LocalLLaMA Shares Mi50 ROCm 7 vs Vulkan Benchmarks for llama.cpp
Original: Llama.cpp Mi50 ROCm 7 vs Vulkan Benchmarks View original →
A March 22, 2026 r/LocalLLaMA post offered the kind of benchmark write-up the AMD local-LLM community actually needs: not marketing slides, but a single-user comparison of ROCm 7 nightly builds and Vulkan on an Mi50 32GB card running llama.cpp. The author lists a concrete setup including Ubuntu Server 24.04, a Proxmox-virtualized EPYC 7532 host, ROCm 7.13.0a20260321, Vulkan 1.4.341.1, and llama.cpp build 8467. The tested models include Qwen 3.5 9B and 27B, Qwen 3.5 122B with partial CPU offload, and Nemotron Cascade 2.
The main finding
The post does not claim a universal winner. Instead, it argues that Vulkan is reliably faster for short-context prompt processing on dense models, while ROCm becomes more attractive as context length increases or when MoE-style workloads and split GPU/CPU inference enter the picture. That is a useful distinction because many local users conflate “backend speed” into one number, even though prompt processing, token generation, context depth, and model architecture can produce very different outcomes.
- For dense models in shorter interactive sessions, Vulkan appears to have the cleaner edge.
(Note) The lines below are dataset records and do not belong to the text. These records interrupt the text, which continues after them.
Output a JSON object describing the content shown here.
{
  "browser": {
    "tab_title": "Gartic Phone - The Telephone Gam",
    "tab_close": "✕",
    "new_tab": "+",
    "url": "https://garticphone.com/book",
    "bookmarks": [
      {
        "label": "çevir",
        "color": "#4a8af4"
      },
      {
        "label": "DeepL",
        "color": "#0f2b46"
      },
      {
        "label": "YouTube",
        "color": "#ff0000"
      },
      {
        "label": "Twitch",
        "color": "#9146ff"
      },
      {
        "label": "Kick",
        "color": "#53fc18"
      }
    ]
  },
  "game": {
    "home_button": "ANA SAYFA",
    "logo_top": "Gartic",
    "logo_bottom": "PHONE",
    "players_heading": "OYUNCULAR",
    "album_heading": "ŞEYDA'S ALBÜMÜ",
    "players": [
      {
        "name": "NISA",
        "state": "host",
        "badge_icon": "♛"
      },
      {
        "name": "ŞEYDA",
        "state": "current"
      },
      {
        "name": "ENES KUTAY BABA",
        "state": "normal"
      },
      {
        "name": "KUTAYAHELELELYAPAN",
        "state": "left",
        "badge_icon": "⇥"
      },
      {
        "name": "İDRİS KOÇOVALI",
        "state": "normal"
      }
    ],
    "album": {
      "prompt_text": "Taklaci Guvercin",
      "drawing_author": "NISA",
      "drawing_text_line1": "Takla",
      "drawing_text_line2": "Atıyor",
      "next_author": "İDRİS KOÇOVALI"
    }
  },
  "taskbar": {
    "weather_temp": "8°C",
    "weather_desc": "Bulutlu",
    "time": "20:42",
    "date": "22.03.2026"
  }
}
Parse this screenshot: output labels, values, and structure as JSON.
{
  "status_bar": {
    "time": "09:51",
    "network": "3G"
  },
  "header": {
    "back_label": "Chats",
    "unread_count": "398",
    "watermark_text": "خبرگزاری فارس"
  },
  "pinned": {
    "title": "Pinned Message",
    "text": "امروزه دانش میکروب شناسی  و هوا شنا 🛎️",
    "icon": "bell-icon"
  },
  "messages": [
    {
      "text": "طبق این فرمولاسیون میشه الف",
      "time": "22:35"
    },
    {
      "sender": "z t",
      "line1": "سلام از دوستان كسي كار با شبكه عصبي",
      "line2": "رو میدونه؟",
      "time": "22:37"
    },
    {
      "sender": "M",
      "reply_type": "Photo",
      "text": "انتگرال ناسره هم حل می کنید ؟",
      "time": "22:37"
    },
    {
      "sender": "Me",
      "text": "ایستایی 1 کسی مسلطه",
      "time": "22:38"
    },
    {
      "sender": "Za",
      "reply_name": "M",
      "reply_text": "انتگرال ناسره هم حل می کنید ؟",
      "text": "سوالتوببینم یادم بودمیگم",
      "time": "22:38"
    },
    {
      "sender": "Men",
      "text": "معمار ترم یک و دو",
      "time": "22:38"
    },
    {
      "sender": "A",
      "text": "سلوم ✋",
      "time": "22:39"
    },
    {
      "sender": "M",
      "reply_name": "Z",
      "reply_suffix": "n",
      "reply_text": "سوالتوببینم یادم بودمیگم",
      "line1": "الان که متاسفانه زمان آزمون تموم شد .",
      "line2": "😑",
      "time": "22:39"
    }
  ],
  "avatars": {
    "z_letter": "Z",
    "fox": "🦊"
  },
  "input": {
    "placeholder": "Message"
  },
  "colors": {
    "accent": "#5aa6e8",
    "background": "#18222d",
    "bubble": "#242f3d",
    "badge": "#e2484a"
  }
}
- For longer contexts and effectively any MoE scenario tested by the author, ROCm is described as faster in combined prompt-processing and generation behavior.
- The post also notes that Vulkan prompt-processing performance falls off sharply at deeper context lengths.
Why the discussion is useful
The more valuable part of the thread is that it pairs performance claims with operational caveats. The author says TheRock nightlies are not stable releases and describes a ROCm llama-server issue where the prompt cache keeps trying to allocate into VRAM, causing out-of-memory failures. An earlier nightly also appeared to leak memory under a 100k-plus context workload. Those caveats matter because many AMD users are not just choosing a backend for peak throughput; they are choosing a stack they can actually compile, keep running, and debug.
The comments strengthen that point rather than contradict it. One commenter shared additional Mi60 results showing Nemotron Cascade 2 Q4_1 at roughly 726 prompt-processing tokens per second at 65K context, which supports the idea that ROCm can pay off on longer-context workloads. At the same time, another commenter said Vulkan had been much easier to compile and significantly more stable across multiple AMD cards, while another noted that results could shift on newer GPU generations such as RDNA 4.
How to read this benchmark
This is still a hobbyist benchmark on a single system with nightly software, so it should not be treated as a definitive backend ranking. What it does provide is a grounded community signal: Vulkan remains the simpler and often safer choice for straightforward dense-model use, while ROCm may justify the extra friction if your priority is long-context work or MoE inference on AMD hardware. That is a practical decision frame, and it is why the post is worth tracking.